PGA Tour Commissioner Jay Monahan has made it clear to his players that anyone who joins will no longer be part of the PGA Tour.
“This is only the beginning,” Norman said in a release, adding the company has secured a major capital commitment to be used to create “additive new opportunities” around the world.
“We will be a cooperative and respectful supporter of the game at every level, and today’s announcement alongside the Asian Tour is the first example of that,” he said.
Cho Minn Thant, the commissioner and CEO of the Asian Tour, called it the “single biggest development” in the tour’s history.
The Saudi International already is part of the Asian Tour after Golf Saudi, which operates the tournament, signed a 10-year partnership with the tour last month.
Dustin Johnson is the defending champion and a two-time winner in its three years while it was part of the European Tour schedule. Bryson DeChambeau and Phil Mickelson are among those who have played.
They have faced criticism for supporting golf in a country with a poor human rights record. The first Saudi International in 2019 was played just months after Washington Post columnist Jamal Khashoggi was murdered after writing critically of bin Salman. A U.S. intelligence report determined earlier this year bin Salman approved of the killing.
Norman said to ESPN and Golf.com, two of the six media outlets invited to a meeting in New York this week, “I am pleased that the investor base is 100 percent commercially driven by the opportunity to improve golf for all involved. I am happy to partner with this group of investors to bring the significant resources to bear that are necessary for the fundamental changes required for the greater good of the sport.”
The Associated Press was not among those invited to take part.
Norman, a two-time British Open champion who occupied the No. 1 ranking longer than anyone until Tiger Woods came along, was at the peak of his game in 1994 when he tried to create a world tour for the elite players.

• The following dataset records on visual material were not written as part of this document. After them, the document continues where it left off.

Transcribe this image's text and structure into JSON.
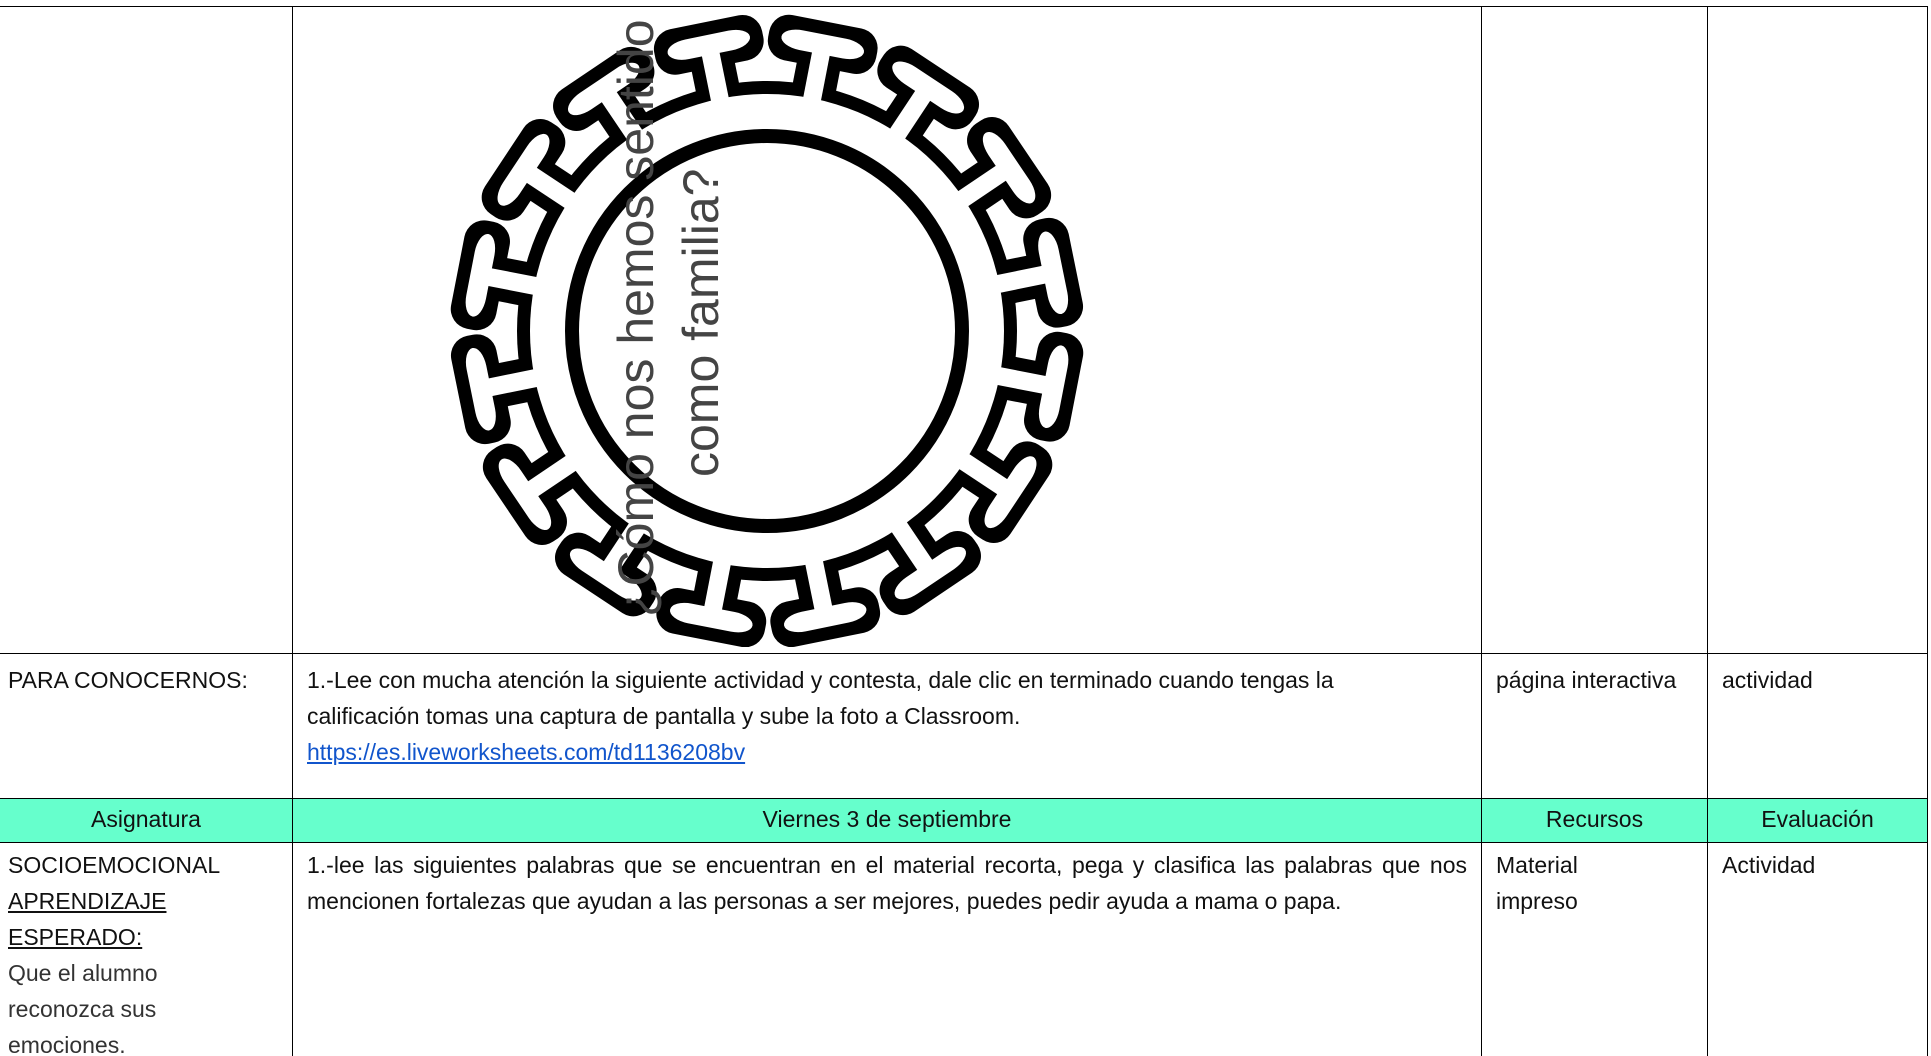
{
  "image_caption": {
    "line1": "¿Cómo nos hemos sentido",
    "line2": "como familia?"
  },
  "table": {
    "intro_row": {
      "label": "PARA CONOCERNOS:",
      "activity": "1.-Lee con mucha atención la siguiente actividad y contesta, dale clic en terminado cuando tengas la calificación tomas una captura de pantalla y sube la foto a Classroom.",
      "link": "https://es.liveworksheets.com/td1136208bv",
      "resources": "página interactiva",
      "evaluation": "actividad"
    },
    "header": [
      "Asignatura",
      "Viernes 3 de septiembre",
      "Recursos",
      "Evaluación"
    ],
    "subject_row": {
      "label": {
        "subject": "SOCIOEMOCIONAL",
        "expected": "APRENDIZAJE ESPERADO:",
        "goal": "Que el alumno reconozca sus emociones."
      },
      "activity": "1.-lee las siguientes palabras que se encuentran en el material recorta, pega y clasifica las palabras que nos mencionen fortalezas que ayudan a las personas a ser mejores, puedes pedir ayuda a mama o papa.",
      "resources": "Material impreso",
      "evaluation": "Actividad"
    }
  }
}
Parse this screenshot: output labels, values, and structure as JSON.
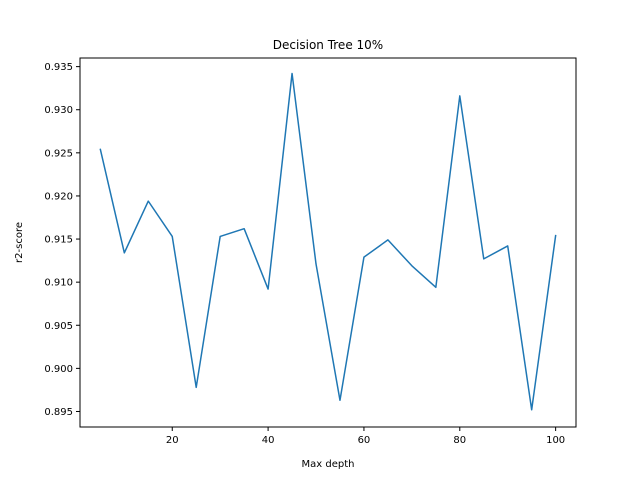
{
  "chart_data": {
    "type": "line",
    "title": "Decision Tree 10%",
    "xlabel": "Max depth",
    "ylabel": "r2-score",
    "xlim": [
      0.75,
      104.25
    ],
    "ylim": [
      0.8932,
      0.936
    ],
    "xticks": [
      20,
      40,
      60,
      80,
      100
    ],
    "xtick_labels": [
      "20",
      "40",
      "60",
      "80",
      "100"
    ],
    "yticks": [
      0.895,
      0.9,
      0.905,
      0.91,
      0.915,
      0.92,
      0.925,
      0.93,
      0.935
    ],
    "ytick_labels": [
      "0.895",
      "0.900",
      "0.905",
      "0.910",
      "0.915",
      "0.920",
      "0.925",
      "0.930",
      "0.935"
    ],
    "grid": false,
    "legend": "none",
    "series": [
      {
        "color": "#1f77b4",
        "x": [
          5,
          10,
          15,
          20,
          25,
          30,
          35,
          40,
          45,
          50,
          55,
          60,
          65,
          70,
          75,
          80,
          85,
          90,
          95,
          100
        ],
        "y": [
          0.9254,
          0.9134,
          0.9194,
          0.9153,
          0.8978,
          0.9153,
          0.9162,
          0.9092,
          0.9342,
          0.9121,
          0.8963,
          0.9129,
          0.9149,
          0.9119,
          0.9094,
          0.9316,
          0.9127,
          0.9142,
          0.8952,
          0.9154
        ]
      }
    ]
  }
}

He did not have enough players on board when it was quashed by then-PGA Tour Commissioner Tim Finchem.
Shortly thereafter, Finchem announced the World Golf Championships, limited fields for players from the world ranking or from the six main tours around the world. Now, only two WGCs remain active. (The China Golf Association has canceled the HSBC Champions the last two years because of the pandemic).
The Asian Tour has been shut down since the onset of the coronavirus pandemic in March 2020, with plans to resume next month.
Norman said the Saudi International is not part of the 10 new tournaments planned, but that the new events would count toward the Order of Merit on the Asian Tour.
The series is to start in 2022.
The release was lacking details such as when and where the tournaments would be played, or how they would be televised around the world. Also unclear was how much of the $200 million infusion would be split among prize money and guaranteed fees.